Prior to the Camp, each team member who attended from PWP and BCS raised £700 to go towards FCC to then be distributed where they see fit. This round of donations went towards providing the salary for the charity’s researchers so that their fieldwork can continue. It was incredibly humbling for PWP and BCS to know that our monies went directly to supporting important conservation research.
While on the trip, the team was involved in multiple conservation techniques. This ranged from setting up camera traps in the field to education outreach trips. By setting up camera traps FCC are able to attain real life time snap shots of wild fishing cats in their natural habitat. Moreover, being able to locate where fishing cats are active in the wild is vital for accurate monitoring of their ecosystem. From previous sightings, the FCC team could take the team from PWP and BCS to an area where fishing cats have been spotted before. It was incredible for wildlife enthusiasts and cat lovers to see a subadult male fishing cat a mere 10 feet away from the boat the teams were spotting from. A truly unforgettable experience! The team was also involved in tracking and mangrove replanting. Replanting mangrove saplings in more suitable ground is important for sustaining the environment of the local wildlife, ensuring there are plentiful mangroves for the fishing cats, otters and jungle cats to thrive in will greatly impact the survival of these ecosystems.
Being able to interact with local communities was also an eye-opening experience.
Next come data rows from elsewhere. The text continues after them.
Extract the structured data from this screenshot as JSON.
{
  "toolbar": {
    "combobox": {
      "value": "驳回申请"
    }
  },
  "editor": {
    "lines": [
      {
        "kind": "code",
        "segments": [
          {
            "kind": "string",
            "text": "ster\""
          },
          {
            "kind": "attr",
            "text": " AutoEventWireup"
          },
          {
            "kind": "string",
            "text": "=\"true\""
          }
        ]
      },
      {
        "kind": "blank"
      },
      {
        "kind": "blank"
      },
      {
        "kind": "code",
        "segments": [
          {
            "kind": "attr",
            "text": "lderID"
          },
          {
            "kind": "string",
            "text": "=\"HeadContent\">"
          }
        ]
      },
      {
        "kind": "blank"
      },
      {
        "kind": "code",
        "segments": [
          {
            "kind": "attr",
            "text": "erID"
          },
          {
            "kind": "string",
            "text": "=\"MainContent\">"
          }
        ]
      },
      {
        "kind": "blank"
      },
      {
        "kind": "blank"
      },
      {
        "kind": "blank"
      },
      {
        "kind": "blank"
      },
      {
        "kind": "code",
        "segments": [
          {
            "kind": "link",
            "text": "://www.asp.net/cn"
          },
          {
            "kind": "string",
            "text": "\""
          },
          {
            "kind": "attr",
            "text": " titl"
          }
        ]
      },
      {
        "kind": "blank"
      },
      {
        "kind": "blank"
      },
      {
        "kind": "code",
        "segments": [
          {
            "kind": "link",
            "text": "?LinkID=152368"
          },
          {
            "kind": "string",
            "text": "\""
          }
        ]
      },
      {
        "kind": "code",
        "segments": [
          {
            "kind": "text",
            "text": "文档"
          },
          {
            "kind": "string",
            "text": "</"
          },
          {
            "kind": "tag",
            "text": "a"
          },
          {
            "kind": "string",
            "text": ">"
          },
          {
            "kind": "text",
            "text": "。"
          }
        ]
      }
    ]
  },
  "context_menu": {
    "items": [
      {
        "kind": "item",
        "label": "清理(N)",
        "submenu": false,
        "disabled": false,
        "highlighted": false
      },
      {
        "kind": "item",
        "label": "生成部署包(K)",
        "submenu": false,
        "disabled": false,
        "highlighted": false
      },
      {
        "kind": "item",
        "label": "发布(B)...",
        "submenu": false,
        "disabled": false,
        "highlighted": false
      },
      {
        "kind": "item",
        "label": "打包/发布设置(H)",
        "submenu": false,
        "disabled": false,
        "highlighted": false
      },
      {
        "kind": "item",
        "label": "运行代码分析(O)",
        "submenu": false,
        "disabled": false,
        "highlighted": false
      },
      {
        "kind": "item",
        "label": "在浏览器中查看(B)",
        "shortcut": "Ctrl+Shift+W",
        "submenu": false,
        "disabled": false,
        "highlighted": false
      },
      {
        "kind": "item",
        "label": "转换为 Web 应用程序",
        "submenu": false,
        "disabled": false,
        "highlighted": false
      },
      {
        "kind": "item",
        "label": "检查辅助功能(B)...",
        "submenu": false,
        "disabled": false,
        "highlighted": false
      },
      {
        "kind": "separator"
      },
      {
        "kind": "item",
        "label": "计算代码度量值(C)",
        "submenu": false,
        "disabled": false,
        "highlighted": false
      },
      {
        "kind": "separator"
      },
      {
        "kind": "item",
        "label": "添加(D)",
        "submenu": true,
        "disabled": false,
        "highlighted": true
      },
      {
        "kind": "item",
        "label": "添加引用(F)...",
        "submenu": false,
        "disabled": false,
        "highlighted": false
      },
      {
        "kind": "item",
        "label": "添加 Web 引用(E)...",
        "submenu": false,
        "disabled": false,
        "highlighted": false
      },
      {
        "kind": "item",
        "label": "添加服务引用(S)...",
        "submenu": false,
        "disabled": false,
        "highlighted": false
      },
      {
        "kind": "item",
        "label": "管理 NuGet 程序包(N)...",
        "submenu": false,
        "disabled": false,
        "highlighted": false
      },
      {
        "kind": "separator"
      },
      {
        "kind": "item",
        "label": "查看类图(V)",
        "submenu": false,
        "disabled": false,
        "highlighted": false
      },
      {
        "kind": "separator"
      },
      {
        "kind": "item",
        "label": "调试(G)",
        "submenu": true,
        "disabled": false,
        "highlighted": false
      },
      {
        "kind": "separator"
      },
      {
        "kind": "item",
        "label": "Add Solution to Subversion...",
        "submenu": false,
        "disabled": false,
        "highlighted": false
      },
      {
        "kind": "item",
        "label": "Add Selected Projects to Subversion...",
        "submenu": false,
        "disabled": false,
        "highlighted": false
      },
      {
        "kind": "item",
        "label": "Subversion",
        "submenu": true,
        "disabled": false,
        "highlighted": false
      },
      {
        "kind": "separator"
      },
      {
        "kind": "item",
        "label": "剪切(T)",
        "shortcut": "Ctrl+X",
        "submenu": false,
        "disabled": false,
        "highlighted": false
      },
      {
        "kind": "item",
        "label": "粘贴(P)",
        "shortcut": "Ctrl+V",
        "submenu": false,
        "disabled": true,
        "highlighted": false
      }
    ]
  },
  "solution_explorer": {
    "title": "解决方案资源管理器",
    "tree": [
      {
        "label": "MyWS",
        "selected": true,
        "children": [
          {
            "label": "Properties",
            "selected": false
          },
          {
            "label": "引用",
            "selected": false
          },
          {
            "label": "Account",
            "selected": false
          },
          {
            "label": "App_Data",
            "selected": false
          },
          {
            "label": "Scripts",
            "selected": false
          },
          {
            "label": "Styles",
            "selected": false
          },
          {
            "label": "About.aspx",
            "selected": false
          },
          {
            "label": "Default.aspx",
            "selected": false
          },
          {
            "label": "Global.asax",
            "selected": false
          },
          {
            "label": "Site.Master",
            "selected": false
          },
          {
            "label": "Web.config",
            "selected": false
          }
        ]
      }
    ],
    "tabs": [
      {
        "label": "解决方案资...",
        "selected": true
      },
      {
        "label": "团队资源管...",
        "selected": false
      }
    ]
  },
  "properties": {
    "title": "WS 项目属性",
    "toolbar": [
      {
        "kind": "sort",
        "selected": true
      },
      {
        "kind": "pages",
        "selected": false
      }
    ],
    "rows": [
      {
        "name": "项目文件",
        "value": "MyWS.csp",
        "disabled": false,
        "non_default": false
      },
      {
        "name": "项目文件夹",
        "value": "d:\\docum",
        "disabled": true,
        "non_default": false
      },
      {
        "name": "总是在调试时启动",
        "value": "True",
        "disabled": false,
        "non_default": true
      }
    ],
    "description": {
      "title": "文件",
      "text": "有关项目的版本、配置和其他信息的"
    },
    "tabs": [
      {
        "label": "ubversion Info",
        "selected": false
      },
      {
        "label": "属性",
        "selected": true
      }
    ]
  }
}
The children in the local villages were very receptive and inquisitive. Most importantly, the debate surrounding fishing cat and human conflict arose through a child expressing frustration that fishing cats often steal their family’s chickens. This was a key moment for the team to engage in an important dialogue as one of the challenges the charity faces are getting the local people to find a care and passion for wild animals. After healthy and enlightening discussions, the FCC team made a great impression with the local community, which was shown through the mass offering of dinner and visits to the conservation camp. It was fantastic to make an impressionable impact on the children especially as we hope that they will take what they learnt and apply it when they grow into adults.
PWP and BCS were truly honoured to be supporting FCC and to be part of an incredible conservation trip. Both sites will continue the support of the FCC and hope to one day host FCC in the UK. A massive thank-you to all who donated to BCS – your donations have supported the vital research of East Godavri’s mangrove environments in order to save precious ecosystems.